Through this enhancement fund, all 1,100 cities and towns in the country will receive Php1 million to Php5 million worth of farm machinery grants through PHilMech in the next six years. Other fund allocations will go to training of trainers on rice seed production and the establishment of farm schools in rice-producing areas in the country.

“We have to produce good seeds that will improve harvest per hectare. The highest harvest so far is four metric tons (MT) per hectare in the provinces. With the proper seeds, you [farmers] can increase yield from four to six MT, thereby increasing production and income by 50 percent,” Villar said.

Villar also urged the graduates to teach other farmers in their respective areas what they have learned from the training, “When you do so, we will be able to help our rice farmers out of poverty.
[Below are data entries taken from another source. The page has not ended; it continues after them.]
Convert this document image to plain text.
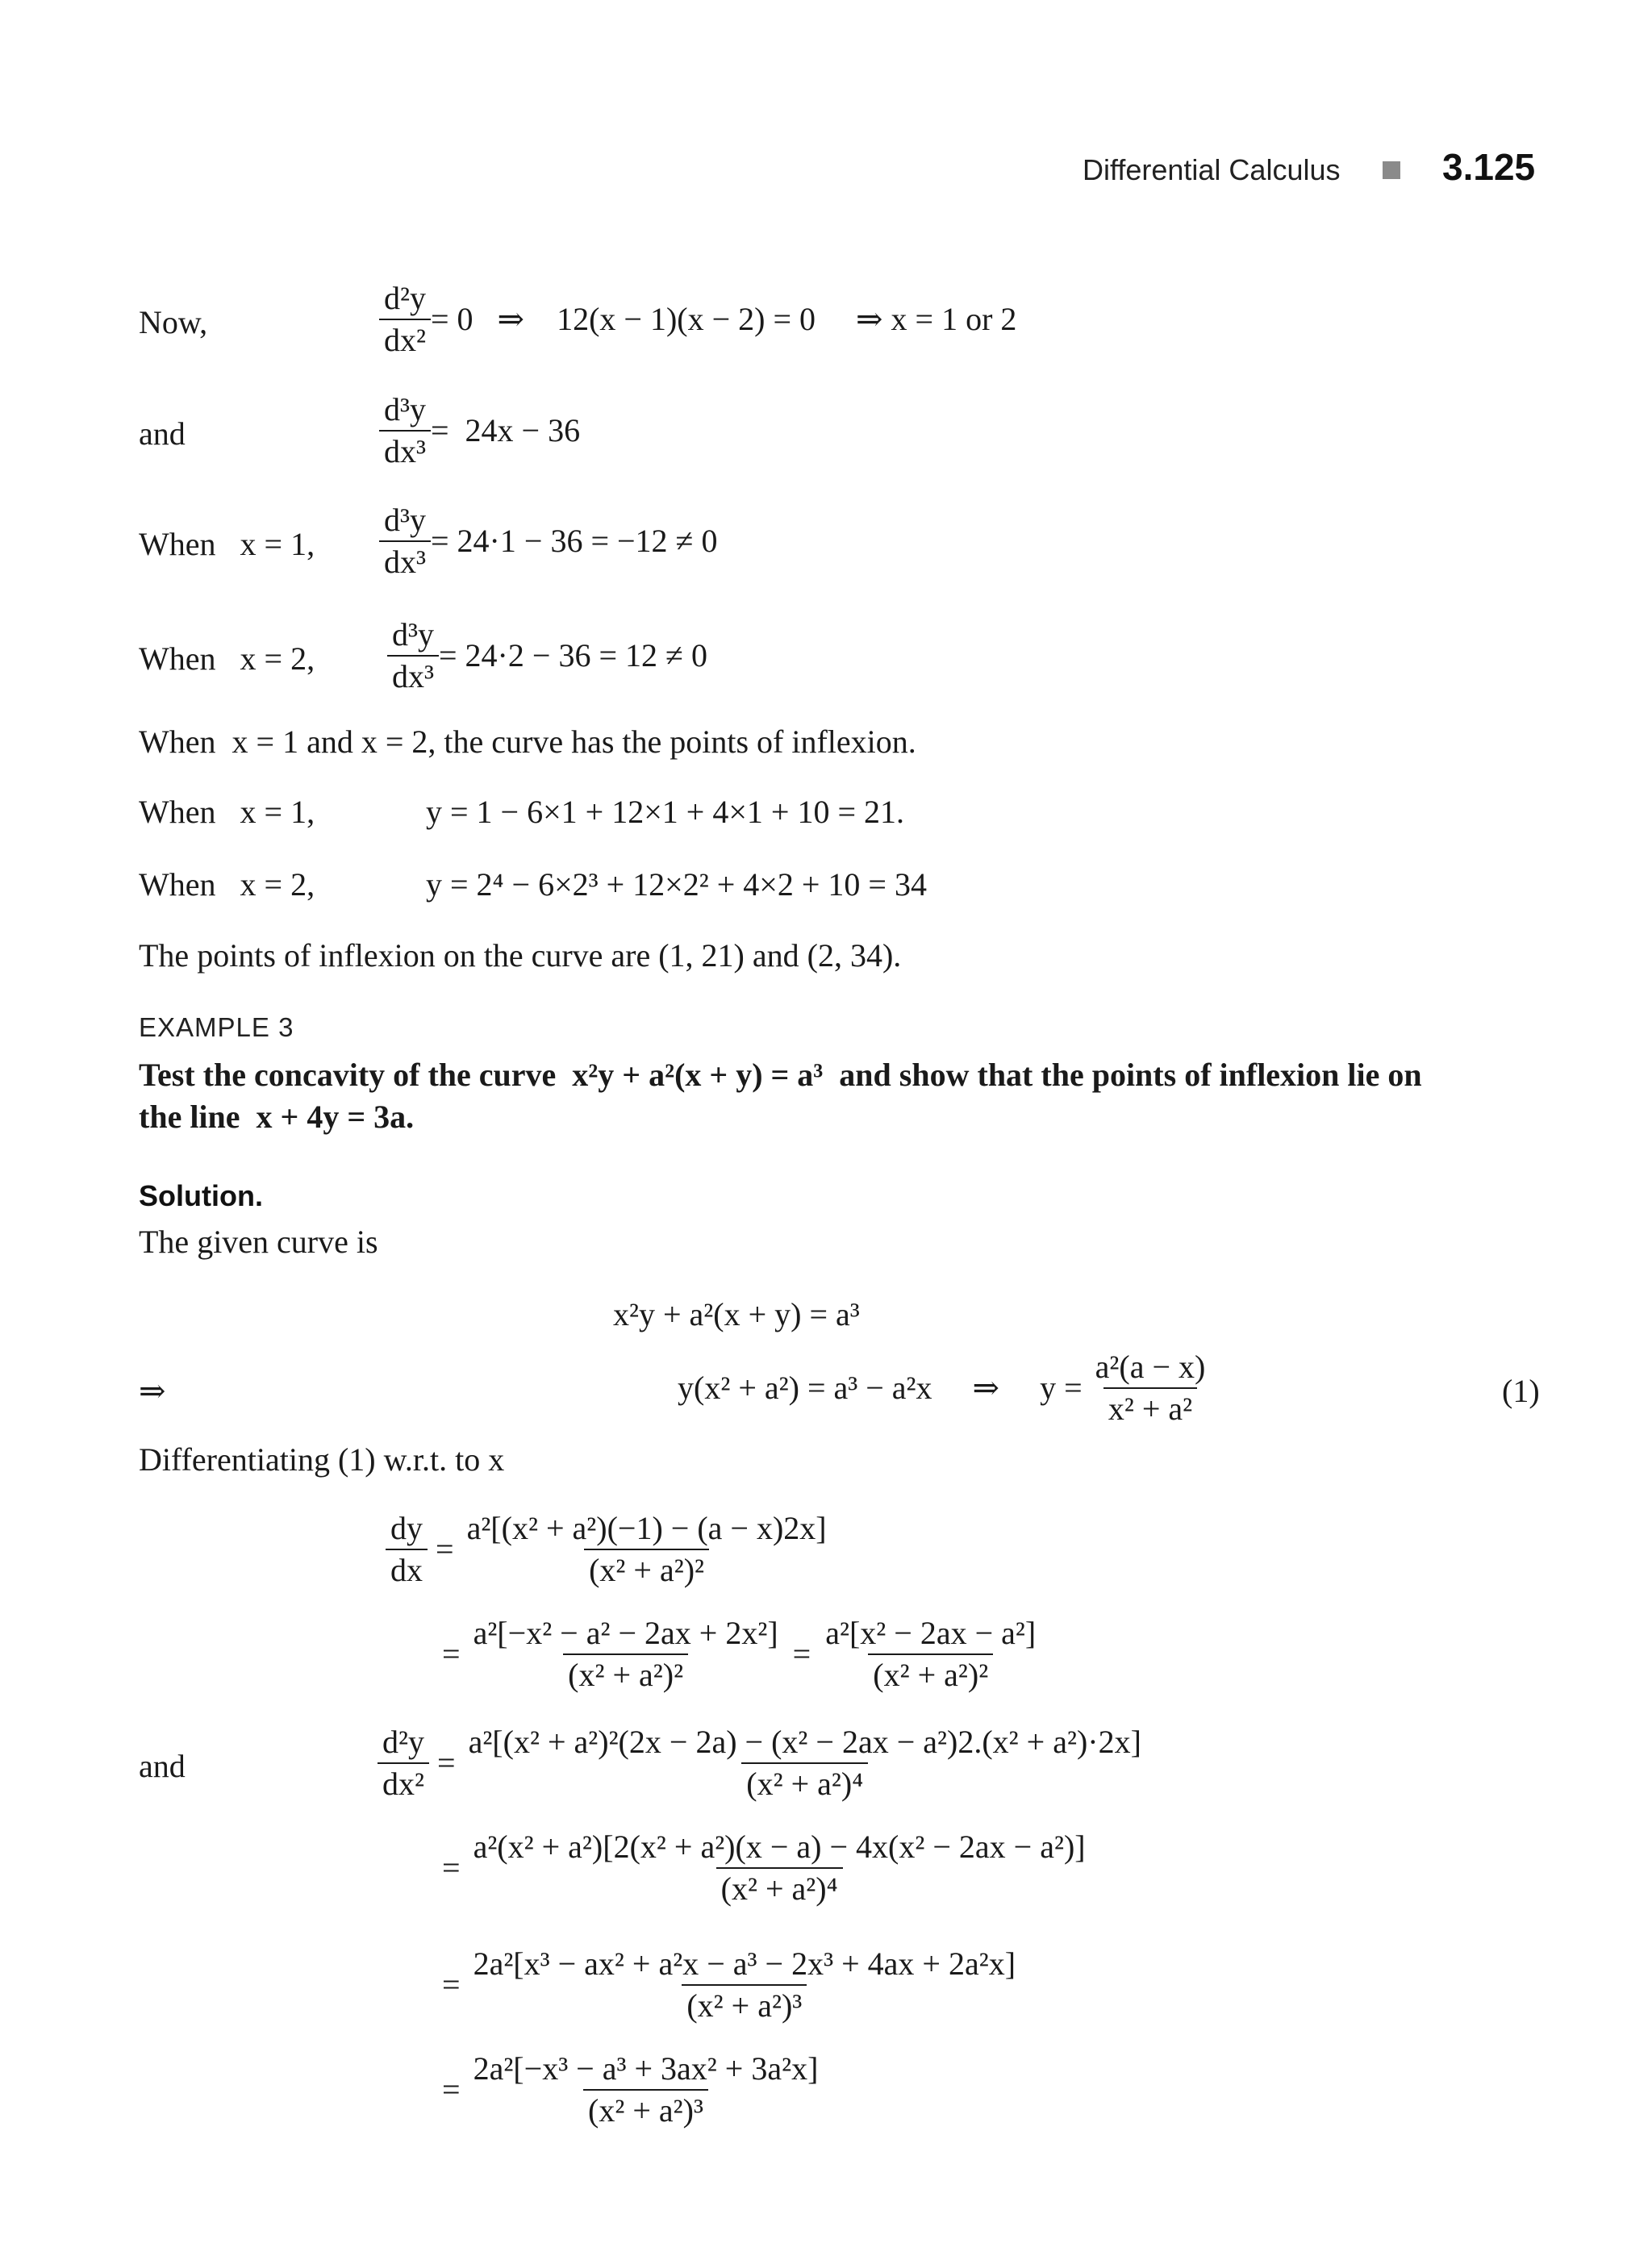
Differential Calculus	3.125
Now,	$\frac{\text{d²y}}{\text{dx²}} = 0$   ⇒    12(x − 1)(x − 2) = 0     ⇒ x = 1 or 2
and	$\frac{\text{d³y}}{\text{dx³}} = 24x - 36$
When   x = 1, $\frac{\text{d³y}}{\text{dx³}} = 24\cdot 1 - 36 = -12 \ne 0$
When   x = 2, $\frac{\text{d³y}}{\text{dx³}} = 24\cdot 2 - 36 = 12 \ne 0$
When  x = 1 and x = 2, the curve has the points of inflexion.
When   x = 1,	y = 1 − 6×1 + 12×1 + 4×1 + 10 = 21.
When   x = 2,	y = 2⁴ − 6×2³ + 12×2² + 4×2 + 10 = 34
The points of inflexion on the curve are (1, 21) and (2, 34).
EXAMPLE 3
Test the concavity of the curve  x²y + a²(x + y) = a³  and show that the points of inflexion lie on
the line  x + 4y = 3a.
Solution.
The given curve is
x²y + a²(x + y) = a³
⇒	y(x² + a²) = a³ − a²x     ⇒     $y = \frac{\text{a²(a − x)}}{\text{x² + a²}}$	(1)
Differentiating (1) w.r.t. to x
$\frac{dy}{dx} = \frac{\text{a²[(x² + a²)(−1) − (a − x)2x]}}{\text{(x² + a²)²}}$
= $\frac{\text{a²[−x² − a² − 2ax + 2x²]}}{\text{(x² + a²)²}} = \frac{\text{a²[x² − 2ax − a²]}}{\text{(x² + a²)²}}$
and	$\frac{\text{d²y}}{\text{dx²}} = \frac{\text{a²[(x² + a²)²(2x − 2a) − (x² − 2ax − a²)2.(x² + a²)·2x]}}{\text{(x² + a²)⁴}}$
= $\frac{\text{a²(x² + a²)[2(x² + a²)(x − a) − 4x(x² − 2ax − a²)]}}{\text{(x² + a²)⁴}}$
= $\frac{\text{2a²[x³ − ax² + a²x − a³ − 2x³ + 4ax + 2a²x]}}{\text{(x² + a²)³}}$
= $\frac{\text{2a²[−x³ − a³ + 3ax² + 3a²x]}}{\text{(x² + a²)³}}$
They can earn more and become competitive. Through this, we can cut back on importation, [which is an advantage] particularly in this age of [trade] liberalization.”

The said training was held on November 7-16, 2018 at the PhilRice Central Experiment Station and at PHilMech in Muñoz, Nueva Ecija. During the closing program on November 17, held at the Villar SIPAG Farm School in this city, the participants received their training certificates. They also took part in the PhilRice mini exhibit of rice seed varieties, rice-based products, mobile applications, knowledge products, and farm equipment.